Continuing to keep up traits such as self-reliance and emotional control can also make treatment more difficult to access and less effective when it is implemented, the study found.
The importance of certain traits traditionally thought of as “masculine” are often encouraged in the military as a way of helping service members perform confidently and develop skills in the field.
However, lead author Elizabeth Neilson of Morehead State University says the current findings suggest that “veterans with rigid adherence to traditional masculinity may be at increased risk for developing PTSD, may have more severe PTSD symptoms and may be less likely to seek mental health treatment for PTSD."
As reported in the journal Psychology of Men and Masculinities, Neilson and colleagues used qualitative and quantitative methods to assess data from 17 studies conducted over the last 25 years that included more than 3,500 military veterans.
All studies assessed the association between conforming to traditionally masculine traits and symptoms related to trauma.
The studies mainly focused on men, although one paper did include men and women.
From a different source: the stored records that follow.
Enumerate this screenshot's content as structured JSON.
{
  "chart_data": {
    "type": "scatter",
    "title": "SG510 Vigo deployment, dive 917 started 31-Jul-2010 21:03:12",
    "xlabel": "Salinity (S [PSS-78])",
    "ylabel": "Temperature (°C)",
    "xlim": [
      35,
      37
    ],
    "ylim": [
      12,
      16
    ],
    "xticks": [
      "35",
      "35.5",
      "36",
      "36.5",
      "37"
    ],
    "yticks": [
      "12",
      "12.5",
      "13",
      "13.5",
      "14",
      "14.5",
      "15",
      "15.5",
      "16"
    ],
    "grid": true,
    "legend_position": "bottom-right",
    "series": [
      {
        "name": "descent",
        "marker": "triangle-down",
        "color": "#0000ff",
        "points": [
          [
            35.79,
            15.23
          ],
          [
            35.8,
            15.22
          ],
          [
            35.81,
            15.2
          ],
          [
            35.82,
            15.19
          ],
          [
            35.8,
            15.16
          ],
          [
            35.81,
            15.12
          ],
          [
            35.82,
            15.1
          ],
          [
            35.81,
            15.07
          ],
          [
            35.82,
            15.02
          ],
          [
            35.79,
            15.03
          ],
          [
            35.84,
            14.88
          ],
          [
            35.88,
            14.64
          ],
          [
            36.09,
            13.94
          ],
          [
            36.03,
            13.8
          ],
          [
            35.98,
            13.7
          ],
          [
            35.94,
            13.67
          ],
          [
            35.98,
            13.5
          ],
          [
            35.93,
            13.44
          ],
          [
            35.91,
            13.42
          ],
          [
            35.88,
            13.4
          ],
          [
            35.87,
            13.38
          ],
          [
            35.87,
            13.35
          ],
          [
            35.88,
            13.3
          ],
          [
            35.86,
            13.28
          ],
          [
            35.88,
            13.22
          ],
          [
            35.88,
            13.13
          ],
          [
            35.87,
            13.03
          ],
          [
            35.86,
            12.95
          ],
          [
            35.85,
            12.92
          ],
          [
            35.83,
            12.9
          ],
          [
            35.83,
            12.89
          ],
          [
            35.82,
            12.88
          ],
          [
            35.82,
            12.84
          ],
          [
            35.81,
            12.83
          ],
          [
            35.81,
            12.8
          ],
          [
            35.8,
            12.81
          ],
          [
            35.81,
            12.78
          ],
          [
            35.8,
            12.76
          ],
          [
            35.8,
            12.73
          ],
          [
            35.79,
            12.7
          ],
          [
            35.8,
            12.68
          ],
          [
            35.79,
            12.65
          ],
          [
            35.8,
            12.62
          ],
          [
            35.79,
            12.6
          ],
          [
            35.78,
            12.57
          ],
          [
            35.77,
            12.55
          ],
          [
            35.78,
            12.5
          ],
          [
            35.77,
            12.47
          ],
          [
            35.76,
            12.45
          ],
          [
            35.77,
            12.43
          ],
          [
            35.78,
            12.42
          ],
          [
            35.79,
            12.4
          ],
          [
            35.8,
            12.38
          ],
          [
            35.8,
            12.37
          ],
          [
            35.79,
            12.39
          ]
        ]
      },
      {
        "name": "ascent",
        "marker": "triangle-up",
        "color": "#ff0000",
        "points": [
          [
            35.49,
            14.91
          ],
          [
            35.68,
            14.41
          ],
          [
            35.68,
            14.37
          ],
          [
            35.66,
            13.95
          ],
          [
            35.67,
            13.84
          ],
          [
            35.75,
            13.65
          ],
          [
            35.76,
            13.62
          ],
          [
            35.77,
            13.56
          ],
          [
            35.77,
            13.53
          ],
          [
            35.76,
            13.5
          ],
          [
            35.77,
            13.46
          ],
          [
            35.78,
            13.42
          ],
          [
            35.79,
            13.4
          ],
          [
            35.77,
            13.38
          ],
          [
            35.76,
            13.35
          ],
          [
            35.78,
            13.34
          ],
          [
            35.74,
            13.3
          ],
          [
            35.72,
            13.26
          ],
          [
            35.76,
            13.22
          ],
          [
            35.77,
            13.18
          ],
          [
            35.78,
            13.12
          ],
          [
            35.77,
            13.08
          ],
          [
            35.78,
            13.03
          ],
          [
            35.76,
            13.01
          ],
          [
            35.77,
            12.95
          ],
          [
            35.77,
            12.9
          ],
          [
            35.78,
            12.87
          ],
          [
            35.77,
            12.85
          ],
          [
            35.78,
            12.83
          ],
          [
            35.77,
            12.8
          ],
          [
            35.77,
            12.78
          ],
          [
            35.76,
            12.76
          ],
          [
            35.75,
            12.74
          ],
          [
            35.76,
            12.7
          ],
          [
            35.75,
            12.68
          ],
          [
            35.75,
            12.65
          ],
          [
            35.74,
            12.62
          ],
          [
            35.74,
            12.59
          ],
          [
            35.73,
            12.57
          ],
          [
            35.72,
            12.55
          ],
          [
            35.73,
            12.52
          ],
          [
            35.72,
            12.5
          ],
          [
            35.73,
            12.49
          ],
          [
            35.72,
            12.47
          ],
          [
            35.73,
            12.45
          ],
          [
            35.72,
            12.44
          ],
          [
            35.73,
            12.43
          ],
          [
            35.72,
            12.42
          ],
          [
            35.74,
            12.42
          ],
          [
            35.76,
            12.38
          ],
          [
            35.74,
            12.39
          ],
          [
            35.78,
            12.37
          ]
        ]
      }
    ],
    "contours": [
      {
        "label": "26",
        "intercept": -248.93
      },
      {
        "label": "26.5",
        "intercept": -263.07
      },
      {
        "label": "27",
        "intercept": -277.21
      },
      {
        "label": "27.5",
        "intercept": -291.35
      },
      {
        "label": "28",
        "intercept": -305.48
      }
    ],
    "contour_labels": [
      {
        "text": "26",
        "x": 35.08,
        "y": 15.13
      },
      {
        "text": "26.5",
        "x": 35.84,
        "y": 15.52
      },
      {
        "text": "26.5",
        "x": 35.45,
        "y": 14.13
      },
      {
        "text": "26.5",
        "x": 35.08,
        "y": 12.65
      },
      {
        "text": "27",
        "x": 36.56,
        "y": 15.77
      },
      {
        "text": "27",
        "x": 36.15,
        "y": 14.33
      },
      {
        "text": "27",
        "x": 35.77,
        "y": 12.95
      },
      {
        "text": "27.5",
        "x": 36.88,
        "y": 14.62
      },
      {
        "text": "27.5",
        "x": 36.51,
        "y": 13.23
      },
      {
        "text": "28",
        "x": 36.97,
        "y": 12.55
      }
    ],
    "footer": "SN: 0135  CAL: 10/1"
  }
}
They were also mainly conducted in the US, but some studies from the UK, Israel, Vietnam, and Canada were also included.
"Overall, we found that strict adherence to masculine norms was associated with more severe PTSD symptoms in veterans, but more detailed analysis suggests that the association may specifically be caused by the veterans' belief that they should control and restrict their emotions…In other words, they should be tough."
Although society members, in general, are exposed to aspects of traditional masculinity, these values are normalized and reinforced as part of training among military members, says Neilson:
"Previous research has found that military personnel reports high levels of conformity to traditionally masculine norms, such as emotional control, self-reliance and the importance of one's job."
Although these traits can be useful for promoting self-confidence and building skills whilst on the field, they can also contribute to the severity of PTSD symptoms if a military member is faced with trauma.